Hello everyone, I am wondering if there is a write hotspot issue with secondary indexes. From TiDB’s perspective, is the only way to scatter hotspots currently by using the split table method? For example:
Splitting the index into 10 regions:
split table t1 index index_date between 1991 and 2000 regions 10;
This would scatter the data from 1991 to 2000 in the index_date index of table t1 into 10 regions.
However, I have two thoughts:
For write hotspots caused by inserts, if the secondary index is a time-type field and is inserted sequentially, I think the split table method to scatter index regions ultimately won’t be very effective. After scattering the index regions, the index will still be inserted incrementally, still causing hotspots.
For update hotspots, I think it might be effective.
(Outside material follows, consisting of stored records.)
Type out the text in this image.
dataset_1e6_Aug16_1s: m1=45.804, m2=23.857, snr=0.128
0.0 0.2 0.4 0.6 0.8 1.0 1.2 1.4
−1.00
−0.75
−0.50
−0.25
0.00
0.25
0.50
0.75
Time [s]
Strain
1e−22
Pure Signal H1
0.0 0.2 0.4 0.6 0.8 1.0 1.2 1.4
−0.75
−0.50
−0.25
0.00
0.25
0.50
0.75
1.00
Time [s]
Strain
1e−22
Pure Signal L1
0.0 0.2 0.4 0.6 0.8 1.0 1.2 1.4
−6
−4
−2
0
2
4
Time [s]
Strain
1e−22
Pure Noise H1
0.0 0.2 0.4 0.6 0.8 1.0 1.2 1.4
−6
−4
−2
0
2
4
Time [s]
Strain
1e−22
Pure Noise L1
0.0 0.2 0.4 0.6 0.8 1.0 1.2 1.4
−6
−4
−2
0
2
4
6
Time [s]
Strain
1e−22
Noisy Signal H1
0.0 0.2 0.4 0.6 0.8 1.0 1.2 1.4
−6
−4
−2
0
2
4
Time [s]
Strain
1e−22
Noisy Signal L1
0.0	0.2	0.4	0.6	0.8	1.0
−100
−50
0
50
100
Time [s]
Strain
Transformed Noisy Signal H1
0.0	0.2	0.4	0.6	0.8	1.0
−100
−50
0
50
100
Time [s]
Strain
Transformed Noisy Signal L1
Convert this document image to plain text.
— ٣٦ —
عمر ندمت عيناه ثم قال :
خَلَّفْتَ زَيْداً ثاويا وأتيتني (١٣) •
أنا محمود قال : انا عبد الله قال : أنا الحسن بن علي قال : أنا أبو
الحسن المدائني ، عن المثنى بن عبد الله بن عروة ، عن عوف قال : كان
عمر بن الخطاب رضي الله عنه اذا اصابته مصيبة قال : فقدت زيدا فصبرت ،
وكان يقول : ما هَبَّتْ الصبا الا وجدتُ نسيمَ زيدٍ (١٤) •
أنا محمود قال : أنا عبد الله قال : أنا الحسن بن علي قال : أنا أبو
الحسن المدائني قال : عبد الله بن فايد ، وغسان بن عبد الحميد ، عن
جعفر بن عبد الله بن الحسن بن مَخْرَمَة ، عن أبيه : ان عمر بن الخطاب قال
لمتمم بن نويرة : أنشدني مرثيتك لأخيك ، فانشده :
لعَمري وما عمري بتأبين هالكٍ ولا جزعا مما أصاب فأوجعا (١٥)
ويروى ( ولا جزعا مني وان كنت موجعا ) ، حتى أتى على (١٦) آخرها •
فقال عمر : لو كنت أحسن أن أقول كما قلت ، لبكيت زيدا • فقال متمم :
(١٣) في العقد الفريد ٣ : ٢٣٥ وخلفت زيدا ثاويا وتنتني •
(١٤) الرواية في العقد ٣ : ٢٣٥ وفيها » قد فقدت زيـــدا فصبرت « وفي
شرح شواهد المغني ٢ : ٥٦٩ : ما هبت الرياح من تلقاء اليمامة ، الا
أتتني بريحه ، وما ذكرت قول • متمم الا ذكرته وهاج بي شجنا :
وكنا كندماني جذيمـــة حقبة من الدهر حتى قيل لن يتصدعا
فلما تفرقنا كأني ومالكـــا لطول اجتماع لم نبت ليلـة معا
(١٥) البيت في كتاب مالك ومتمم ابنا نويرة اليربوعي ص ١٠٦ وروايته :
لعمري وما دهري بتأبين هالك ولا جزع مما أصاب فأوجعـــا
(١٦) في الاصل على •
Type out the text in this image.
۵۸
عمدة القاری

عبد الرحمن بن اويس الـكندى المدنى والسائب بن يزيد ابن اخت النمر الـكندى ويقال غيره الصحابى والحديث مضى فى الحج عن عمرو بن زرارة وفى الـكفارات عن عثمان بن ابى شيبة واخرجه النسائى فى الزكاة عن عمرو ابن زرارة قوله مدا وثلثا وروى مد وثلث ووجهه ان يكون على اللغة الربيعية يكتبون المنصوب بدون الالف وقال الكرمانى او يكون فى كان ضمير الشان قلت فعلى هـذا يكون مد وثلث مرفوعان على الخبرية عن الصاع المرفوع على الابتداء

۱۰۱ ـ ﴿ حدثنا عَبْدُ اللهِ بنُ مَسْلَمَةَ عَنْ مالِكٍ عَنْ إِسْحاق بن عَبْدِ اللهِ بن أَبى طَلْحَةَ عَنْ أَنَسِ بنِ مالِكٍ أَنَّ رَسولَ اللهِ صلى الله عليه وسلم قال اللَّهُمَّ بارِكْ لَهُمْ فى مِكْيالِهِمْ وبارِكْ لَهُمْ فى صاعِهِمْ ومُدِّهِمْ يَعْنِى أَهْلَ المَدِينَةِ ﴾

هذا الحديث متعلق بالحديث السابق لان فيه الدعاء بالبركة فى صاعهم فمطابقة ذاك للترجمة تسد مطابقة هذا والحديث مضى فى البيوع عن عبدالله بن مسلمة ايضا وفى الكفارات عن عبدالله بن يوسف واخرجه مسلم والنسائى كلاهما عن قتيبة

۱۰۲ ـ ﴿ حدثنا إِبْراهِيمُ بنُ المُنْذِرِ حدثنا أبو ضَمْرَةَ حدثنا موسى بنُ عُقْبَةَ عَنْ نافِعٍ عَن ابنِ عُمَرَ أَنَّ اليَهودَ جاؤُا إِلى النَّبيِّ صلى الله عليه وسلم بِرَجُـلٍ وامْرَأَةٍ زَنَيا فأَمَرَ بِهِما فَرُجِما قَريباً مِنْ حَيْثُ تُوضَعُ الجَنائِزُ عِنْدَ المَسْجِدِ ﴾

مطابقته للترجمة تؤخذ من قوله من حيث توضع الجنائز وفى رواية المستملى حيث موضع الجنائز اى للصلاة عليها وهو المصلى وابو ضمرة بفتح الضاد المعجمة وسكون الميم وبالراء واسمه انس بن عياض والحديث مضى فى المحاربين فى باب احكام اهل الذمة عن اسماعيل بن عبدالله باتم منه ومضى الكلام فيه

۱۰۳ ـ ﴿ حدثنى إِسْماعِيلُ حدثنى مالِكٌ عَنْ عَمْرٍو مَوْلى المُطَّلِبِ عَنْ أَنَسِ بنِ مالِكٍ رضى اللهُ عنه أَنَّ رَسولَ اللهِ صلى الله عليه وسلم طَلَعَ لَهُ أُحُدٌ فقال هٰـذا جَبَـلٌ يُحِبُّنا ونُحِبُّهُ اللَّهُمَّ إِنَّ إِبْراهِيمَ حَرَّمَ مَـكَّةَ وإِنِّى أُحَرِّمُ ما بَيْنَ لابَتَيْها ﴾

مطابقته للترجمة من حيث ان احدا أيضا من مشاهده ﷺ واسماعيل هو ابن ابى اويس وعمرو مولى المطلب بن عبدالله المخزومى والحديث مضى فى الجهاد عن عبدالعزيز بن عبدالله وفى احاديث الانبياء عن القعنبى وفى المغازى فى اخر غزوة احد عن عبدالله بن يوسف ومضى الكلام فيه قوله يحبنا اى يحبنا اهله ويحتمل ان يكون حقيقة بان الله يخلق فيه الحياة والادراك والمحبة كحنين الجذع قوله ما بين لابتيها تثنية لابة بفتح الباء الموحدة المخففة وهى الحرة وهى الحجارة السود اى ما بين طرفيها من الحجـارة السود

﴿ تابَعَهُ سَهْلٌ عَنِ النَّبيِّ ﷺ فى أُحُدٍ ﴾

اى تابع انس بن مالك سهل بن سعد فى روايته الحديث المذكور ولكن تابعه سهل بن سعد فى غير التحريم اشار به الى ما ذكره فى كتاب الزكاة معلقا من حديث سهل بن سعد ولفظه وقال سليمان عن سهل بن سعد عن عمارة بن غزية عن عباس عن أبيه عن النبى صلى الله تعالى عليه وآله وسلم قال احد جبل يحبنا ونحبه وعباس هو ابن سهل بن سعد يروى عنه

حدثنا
If the updated data is always concentrated in some index regions, scattering these index regions into multiple regions can effectively solve the secondary index region issue.
So, currently, without adjusting the index, is there no good way to solve the secondary index hotspot caused by incremental inserts?
In this case, you can additionally consider using a hash method to distribute the data, for example:
XXX user + createTime
XXX user + updateTime
By doing this, using the user’s information, you achieve secondary distribution, and the issue of index update hotspots can also be resolved. However, when querying, you need to consider the hit rate of the index conditions.
Besides this, there are other methods with similar principles.
There is currently no particularly good solution for the write hotspot issue caused by monotonically increasing indexes. Oracle’s proposed solutions include transforming the index into reverse key indexes or hash partitioning the indexes, but there are some usage limitations. At present, TiDB does not seem to support hash indexes.
Teacher, hello, I would like to ask, for a single-machine database like Oracle, with incrementally increasing index inserts, the insertion performance and query performance should be relatively good, right?
Oracle’s time-based indexing certainly offers good query performance, but it can impact insertion performance and create hot blocks. Otherwise, Oracle wouldn’t have provided solutions like reverse key indexes. However, I think the biggest issue with using time fields as indexes is that if the table is large and statistics are not collected frequently, it can significantly affect the execution plans of related SQL queries. Often, due to the lack of the latest time information in the statistics, the system might automatically choose to use the time index, which can lead to considerable performance issues.
Hello, teacher.
I don’t understand Oracle, but will this kind of actual insertion generate hot blocks?
When Oracle inserts, it should also use this kind of WAL method to insert. Initially, it doesn’t write directly to the disk data blocks. Will this also form hot blocks?
It’s the same, both involve splitting regions. Both reading and writing are done on regions, so it is useful. You just need to identify the regions with high write traffic.